Mission
The Poetry Society of America’s mission is to build a larger and more diverse audience for poetry, to encourage a deeper appreciation of the vitality and breadth of poetry in the cultural conversation, to support poets through an array of programs and awards, and to place poetry at the crossroads of American life.
Over A Century
October 10, 1910
First formal meeting of the Poetry Society of America held in New York at the National Arts Club.
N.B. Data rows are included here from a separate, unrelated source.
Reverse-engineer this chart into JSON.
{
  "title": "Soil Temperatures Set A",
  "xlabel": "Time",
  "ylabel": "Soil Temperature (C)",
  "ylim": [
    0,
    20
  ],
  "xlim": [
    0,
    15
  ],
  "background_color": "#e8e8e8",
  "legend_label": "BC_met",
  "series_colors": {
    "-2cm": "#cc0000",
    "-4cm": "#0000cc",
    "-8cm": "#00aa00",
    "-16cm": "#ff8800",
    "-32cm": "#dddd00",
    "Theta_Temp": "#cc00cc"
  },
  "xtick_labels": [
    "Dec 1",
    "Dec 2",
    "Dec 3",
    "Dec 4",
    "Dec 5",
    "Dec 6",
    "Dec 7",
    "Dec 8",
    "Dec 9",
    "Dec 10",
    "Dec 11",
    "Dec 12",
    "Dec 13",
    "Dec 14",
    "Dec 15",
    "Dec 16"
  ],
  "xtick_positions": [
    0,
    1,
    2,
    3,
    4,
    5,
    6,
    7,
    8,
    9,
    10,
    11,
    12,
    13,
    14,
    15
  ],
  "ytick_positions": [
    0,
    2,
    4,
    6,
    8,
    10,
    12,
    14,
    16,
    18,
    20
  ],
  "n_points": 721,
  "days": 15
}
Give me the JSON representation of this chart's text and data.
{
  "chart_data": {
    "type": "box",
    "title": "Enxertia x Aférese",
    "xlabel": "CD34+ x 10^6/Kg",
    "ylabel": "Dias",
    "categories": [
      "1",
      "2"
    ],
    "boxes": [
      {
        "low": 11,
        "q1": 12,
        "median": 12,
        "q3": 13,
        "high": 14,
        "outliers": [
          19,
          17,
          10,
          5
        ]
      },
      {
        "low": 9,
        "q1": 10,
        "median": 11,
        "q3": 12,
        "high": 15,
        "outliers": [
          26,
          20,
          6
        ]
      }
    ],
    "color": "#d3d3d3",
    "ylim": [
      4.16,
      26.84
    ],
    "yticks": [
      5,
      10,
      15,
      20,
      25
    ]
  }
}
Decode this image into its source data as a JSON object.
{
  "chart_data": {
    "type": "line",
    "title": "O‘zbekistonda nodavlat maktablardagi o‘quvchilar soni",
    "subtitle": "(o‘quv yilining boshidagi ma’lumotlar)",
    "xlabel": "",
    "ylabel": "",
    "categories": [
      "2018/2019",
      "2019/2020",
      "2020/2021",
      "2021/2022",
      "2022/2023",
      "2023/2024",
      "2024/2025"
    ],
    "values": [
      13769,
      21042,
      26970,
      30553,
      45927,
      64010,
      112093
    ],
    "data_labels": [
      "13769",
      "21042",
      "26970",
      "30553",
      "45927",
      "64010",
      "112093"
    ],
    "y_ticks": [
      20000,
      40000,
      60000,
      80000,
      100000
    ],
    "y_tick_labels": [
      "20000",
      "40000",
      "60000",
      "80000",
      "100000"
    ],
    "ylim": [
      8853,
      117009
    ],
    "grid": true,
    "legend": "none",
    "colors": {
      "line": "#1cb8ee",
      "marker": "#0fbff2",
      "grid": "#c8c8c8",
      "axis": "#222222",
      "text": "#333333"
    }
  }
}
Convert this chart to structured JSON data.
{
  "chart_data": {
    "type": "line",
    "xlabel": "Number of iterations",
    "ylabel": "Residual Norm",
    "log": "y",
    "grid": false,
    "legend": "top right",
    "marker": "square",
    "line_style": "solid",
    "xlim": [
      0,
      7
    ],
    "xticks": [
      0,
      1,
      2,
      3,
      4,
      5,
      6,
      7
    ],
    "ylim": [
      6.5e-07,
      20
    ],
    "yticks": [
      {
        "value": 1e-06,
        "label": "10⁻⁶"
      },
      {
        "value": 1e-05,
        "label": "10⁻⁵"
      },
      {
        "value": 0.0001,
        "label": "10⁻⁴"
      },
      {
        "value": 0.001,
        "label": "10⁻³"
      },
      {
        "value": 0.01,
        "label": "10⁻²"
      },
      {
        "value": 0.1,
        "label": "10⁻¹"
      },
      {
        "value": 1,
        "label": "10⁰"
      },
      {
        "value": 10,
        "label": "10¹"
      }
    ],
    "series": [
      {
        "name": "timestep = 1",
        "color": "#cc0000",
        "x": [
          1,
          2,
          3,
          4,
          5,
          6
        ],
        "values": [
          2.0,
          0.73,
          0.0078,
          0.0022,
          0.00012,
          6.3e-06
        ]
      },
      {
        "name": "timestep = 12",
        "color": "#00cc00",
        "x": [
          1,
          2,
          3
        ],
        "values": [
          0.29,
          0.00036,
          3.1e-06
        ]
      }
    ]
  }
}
Forty of the country's leading poets and writers enroll as charter members.
1911
Ezra Pound attends a meeting on the eve of his journey to England.
1913
W.B. Yeats appears before the Society meeting and chants "The Dream of Wandering Aengus" to an enthralled audience.
March, 1915
Amy Lowell expounds her ideas on imagism before the Society.
1918
Board President Edward J. Wheeler finds a New York City patron of art who donates $500 to establish the Pulitzer Prize in Poetry.
1922
Edwin Arlington Robinson wins the PSA $500 Annual Book Award for his Collected Poems.
1925
Countee Cullen is the recipient of the Witter Bynner Undergraduate Award. Langston Hughes wins the following year.
1929
The PSA Shelley Memorial Award is established. The first winner is Conrad Aiken.
1938
Padraic Colum is elected President of the Board of Governors.
1940
Robert Frost is announced as the Honorary President of the Society. Marianne Moore wins the Shelley Memorial Award.
1943
The Gold Medal is awarded to Edna St. Vincent Millay.
1944
E. E. Cummings is the recipient of the Shelley Memorial Award.
1951
Wallace Stevens receives the Gold Medal.
1952
Elizabeth Bishop wins the Shelley Memorial Award.
1957
Richard Wilbur is the recipient of the PSA Millay Award. Randall Jarrell appears before the Society at the annual dinner.
1961
Theodore Roethke wins the Shelley Memorial Award.
1968
Jean Garrigue wins the PSA Melville Cane award for her New and Selected Poems.
1975
Gwendolyn Brooks wins the Shelley Memorial Award.
1985
William Matthews is elected President of the Board of Governors. Robert Pinsky is the recipient of the William Carlos Williams Award.
1992
Molly Peacock, Board President, and Elise Paschen, Executive Director, inspired by the London program, Poems on the Underground, establish a similar program in New York City, Poetry in Motion®.
1999
Hettie Jones wins the Norma Farber First Book Award.
2001
William Louis-Dreyfus is elected President of the Board of Governors. Alice Quinn is appointed Executive Director. Sonia Sanchez is awarded the Frost Medal.
November, 2001
"In a Time of Crisis," a reading of poems at Cooper Union following the September 11th attacks, draws an audience of 900 and is featured in The New York Times.
2002
The PSA Chapbook Fellowship Program is established.
2003
The biennial PSA Festival of New American Poets is established. Lawrence Ferlinghetti is the Frost Medalist.
2005
The PSA's 95th anniversary dinner at the Pierre Hotel features the living U. S. Poets Laureate.
2007
Ruth Kaplan is elected President of the Board of Governors.
2008
Michael S. Harper receives the Frost Medal.
2010
Lucille Clifton is chosen as the PSA's Centennial Frost Medalist.
2016
Kimiko Hahn is elected President of the Board of Governors.
2017
Launched the inaugural Four Quartets Prize for a unified and complete sequence of poems with a prize of $20,000.
2018
Introduced the Anna Rabinowitz Prize for interdisciplinary work. Partnered with Citymeals on "Poems on Wheels" which delivers poems to the elderly.
2019
PSA honors Paul Simon for his influential and iconic songwriting and Alice Quinn for holding poetry aloft throughout her remarkable career as Executive Director of the PSA.